12. Eine unselbständige Nebenleistung ist anzunehmen, wenn sie im Vergleich zur Hauptleistung nebensächlich ist, mit ihr eng zusammenhängt und in ihrem Gefolge üblicherweise vorkommt. Dies ist zu bejahen, wenn die Leistung die Hauptleistung ermöglicht, abrundet oder ergänzt. Ob mehrere Leistungen eine Einheit bilden, ist anhand der Leistungen zu beurteilen und nicht anhand des Entgelts (VwGH 19.3.2002, 97/14/0133).
Auch nach der Rechtsprechung des EuGH liegt eine einheitliche Leistung dann vor, wenn zwei oder mehr Einzelleistungen oder Handlungen des Steuerpflichtigen für den Kunden so eng miteinander verbunden sind, dass sie objektiv eine einzige untrennbare wirtschaftliche Leistung bilden, deren Aufspaltung wirklichkeitsfremd wäre.

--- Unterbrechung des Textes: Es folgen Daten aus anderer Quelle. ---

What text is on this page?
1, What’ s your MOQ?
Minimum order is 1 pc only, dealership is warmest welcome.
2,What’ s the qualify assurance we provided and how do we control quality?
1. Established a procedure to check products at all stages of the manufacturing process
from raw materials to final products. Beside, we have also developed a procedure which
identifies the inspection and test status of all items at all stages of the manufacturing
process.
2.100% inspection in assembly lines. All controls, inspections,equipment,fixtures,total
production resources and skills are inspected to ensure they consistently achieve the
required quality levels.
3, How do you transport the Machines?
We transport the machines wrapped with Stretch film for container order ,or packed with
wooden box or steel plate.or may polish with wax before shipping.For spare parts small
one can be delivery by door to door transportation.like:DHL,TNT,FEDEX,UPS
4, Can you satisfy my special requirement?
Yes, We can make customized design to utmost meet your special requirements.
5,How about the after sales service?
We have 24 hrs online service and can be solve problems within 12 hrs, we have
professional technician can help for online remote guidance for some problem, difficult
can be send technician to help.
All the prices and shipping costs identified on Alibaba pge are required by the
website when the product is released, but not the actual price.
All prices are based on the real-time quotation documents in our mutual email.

Eine einheitliche Leistung ist auch dann gegeben, wenn ein oder mehrere Teile als die Hauptleistung, andere Teile aber als Nebenleistungen anzusehen sind, die das steuerliche Schicksal der Hauptleistung teilen. Dabei ist eine Leistung insbesondere dann als Nebenleistung zu einer Hauptleistung anzusehen, wenn sie für die Kundschaft keinen eigenen Zweck, sondern das Mittel darstellt, um die Hauptleistung des Leistungserbringers unter optimalen Bedingungen in Anspruch zu nehmen. Ob es sich in einem konkreten Fall so verhält, haben im Rahmen der mit Art. 267 AEUV errichteten Zusammenarbeit die nationalen Gerichte festzustellen, die dazu alle endgültigen Tatsachenbeurteilungen vorzunehmen haben (zB EuGH 10.3.2011, C-497/09 , Randnr. 53 ff.).
13. Nach der Rechtsprechung des deutschen BFH sind die Unterbringung und die Verpflegung bei Pauschalreisen mit Kabinenschiffen auf Binnenwasserstraßen als Nebenleistungen zur Personenbeförderung anzusehen (Urteil vom 1.8.1996, V R 58/94, BStBl. 1997 II, 160). Die Annahme einer unselbständigen Nebenleistung setze voraus, dass sie im Vergleich zur Hauptleistung nebensächlich sei, mit ihr eng zusammenhänge, die Hauptleistung wirtschaftlich ergänze, verbessere oder abrunde und üblicherweise mit der Hauptleistung ("in ihrem Gefolge") vorkomme.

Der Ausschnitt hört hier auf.